Pa. case rate up for 2nd day
The state Health Department reported 3,119 additional coronavirus cases on Tuesday, the highest one-day total in nearly three weeks.
The seven-day moving average of newly reported cases was 2,512, up 2% from 2,472 a week ago, and was the second consecutive day the rate has risen. It is still down more than 25% from where it was a month ago.
To date, there have been 970,717 infections statewide since the start of the pandemic.
Northampton and Monroe counties rank just behind Clearfield as having the most cases per day per 100,000 residents. Clearfield averages 33.5 cases per day, per 100,000 people, while Northampton comes in at 32.4 and Monroe, 31.4. Lehigh County is eighth on the list, at 25.3.

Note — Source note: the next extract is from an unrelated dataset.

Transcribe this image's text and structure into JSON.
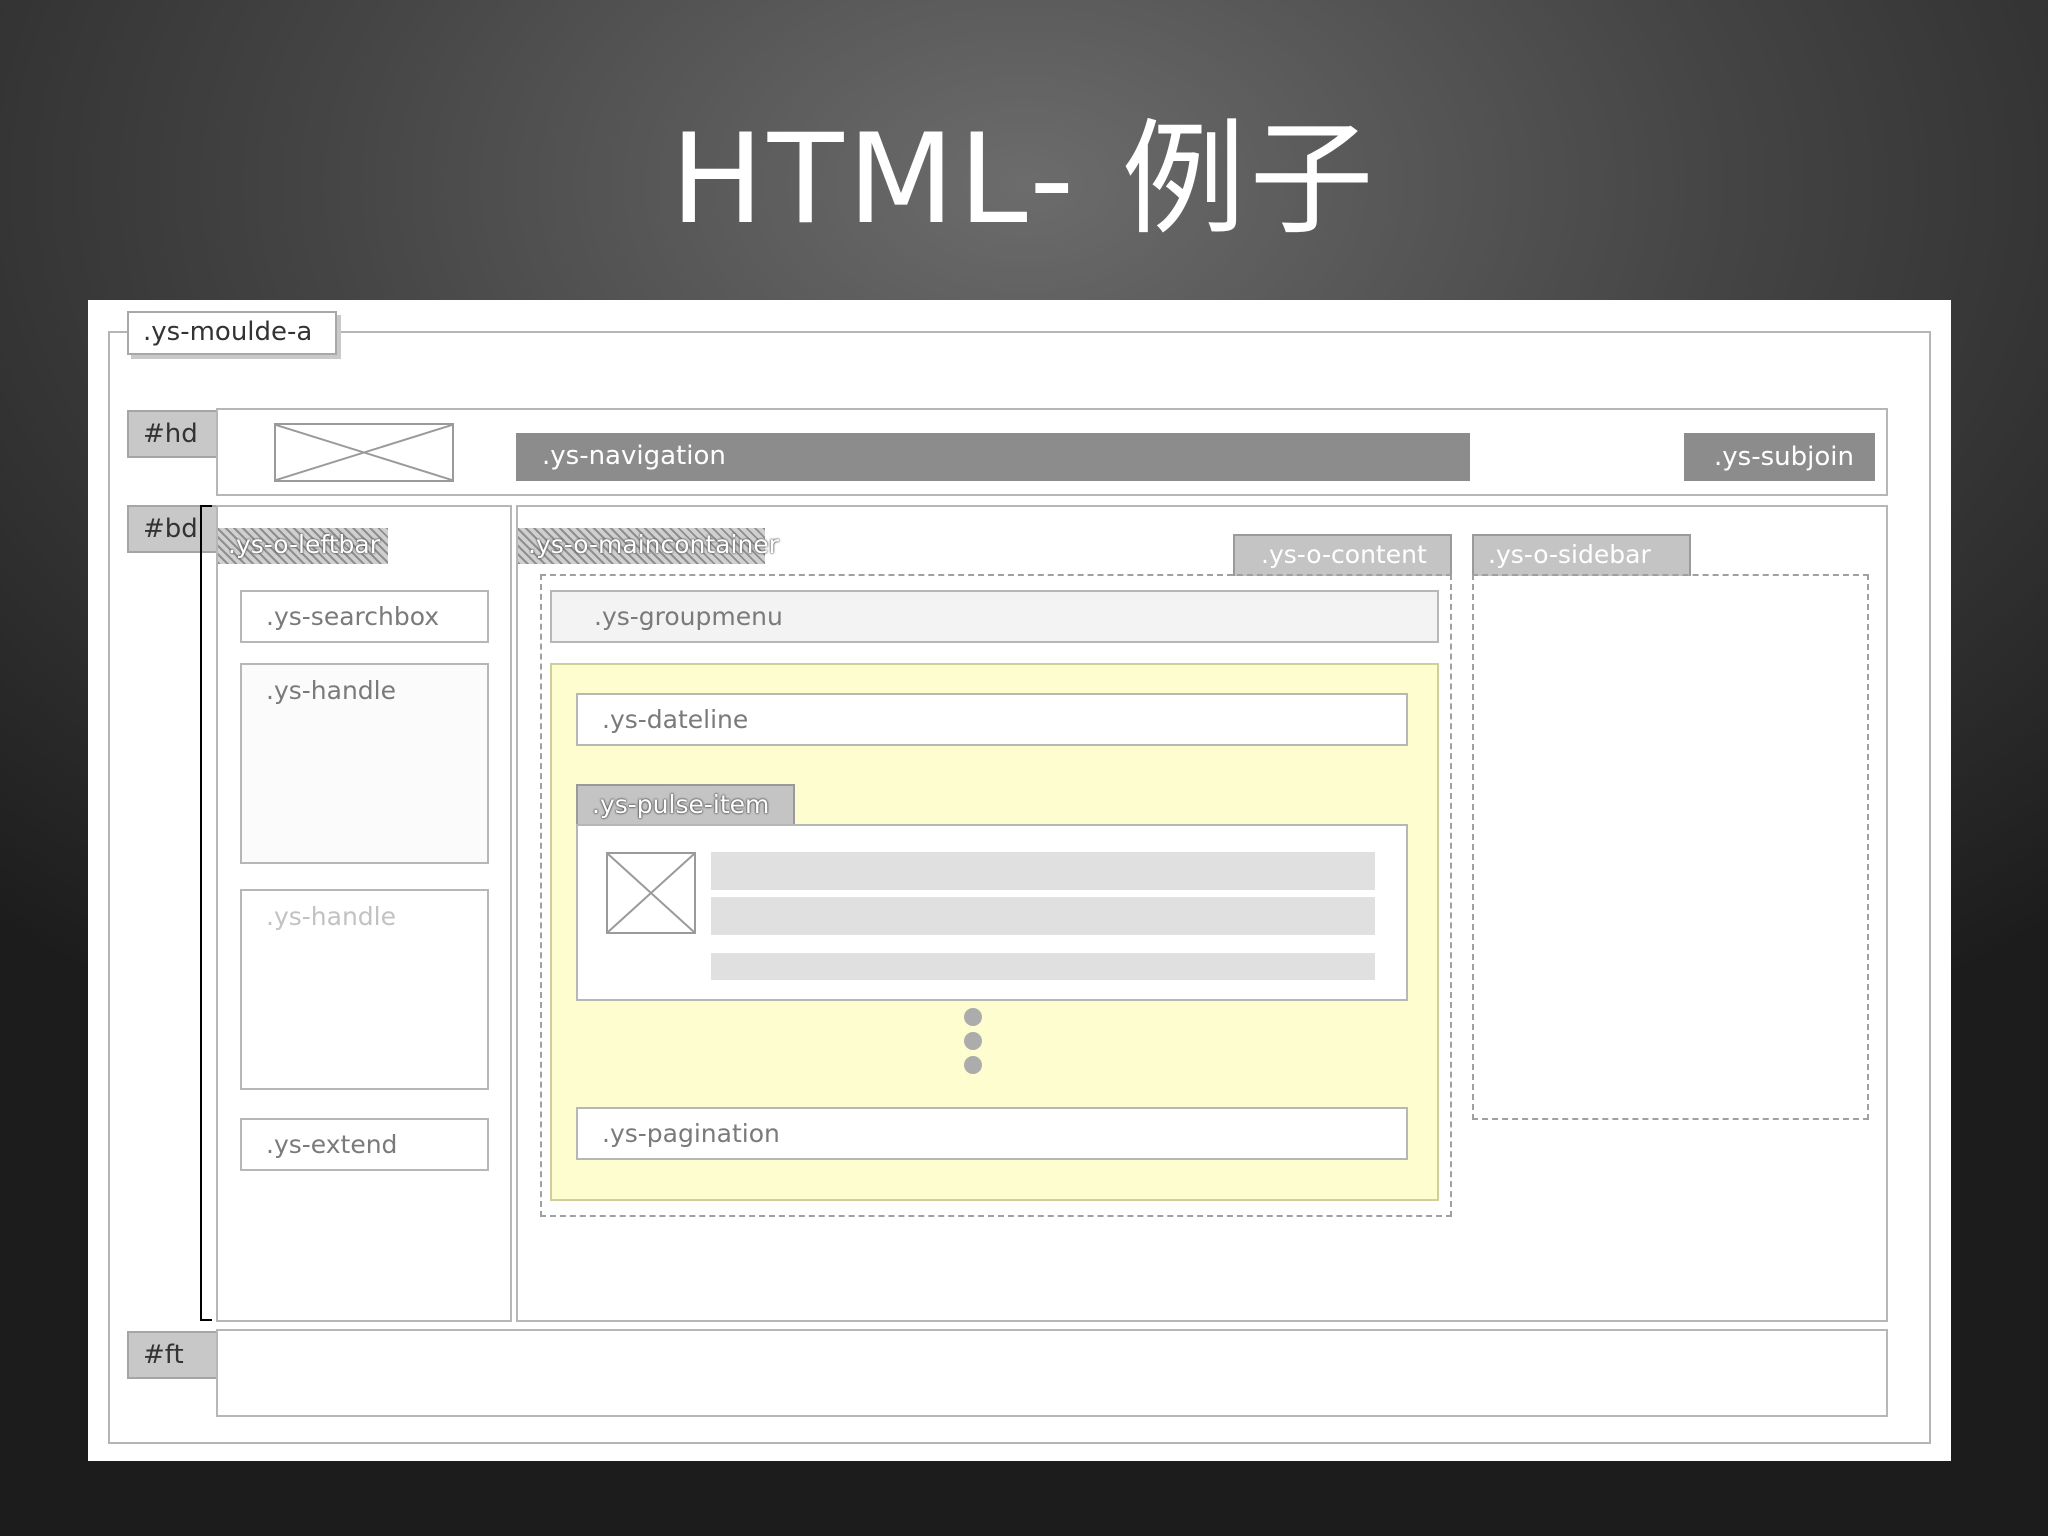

While those rates are about one-third their peak from mid-December, they are still almost 10 times as high as early September. Public health officials warn that such a relatively high “trough” in the curve could be a springboard for another surge if one of the more transmissible coronavirus variants takes hold in the area before a substantial portion of the population is immunized.
Pennsylvania is working to get vaccinations administered as quickly as vaccines are delivered. Health Department COVID adviser Lindsey Mauldin said in a news briefing Tuesday that 92% of the first doses delivered last week to the 66 counties under the department’s purview have been administered. Including Philadelphia, which has its own vaccine shipments and reporting requirements, there have been more than 100,000 vaccinations administered each day for five consecutive days.
Mauldin said the state’s goal is to get everyone in group 1A scheduled for their vaccination appointments by the end of March, though many of those appointments won’t take place until next month.
She admitted that, since restaurant and hospitality workers are not in group 1A, they might be left temporarily vulnerable when restrictions for restaurants and indoor events are eased as of April 4. She said that they are confident that groups 1B and 1C will get vaccinated faster than 1A as the supply of vaccines increases.
The U.S. Centers for Disease Control and Prevention usually publishes its allocation totals on Tuesdays, but the web pages for the Johnson & Johnson, Moderna and Pfizer vaccine allocations were not updated.
More than 1.4 million Pennsylvanians are fully immunized against COVID-19, according to the state’s and Philadelphia’s dashboards. More than 4.2 million vaccinations have been administered to 2.8 million people, not including those who have gotten a shot from a federal agency or through a separate program that provides vaccinations to nursing home residents and staff.
More than 90,000 Lehigh Valley residents — 16.5% of the eligible population — are fully immunized. Another 64,000 locals have received their first dose. Close to 245,000 shots have been put into 155,000 arms in the two counties.
The state reported 65 deaths. The seven-day moving average of deaths per day is 37, compared with 42 a week ago.
There were 1,489 people hospitalized as of midday Tuesday, compared with 1,450 Monday and 1,433 on Sunday. Of those, 163 were on ventilators, and 280 were intensive care patients. Local health care systems reported 112 COVID-19 patients, compared with 104 on Monday, with 23 people in intensive care units, and 11 of those on ventilators.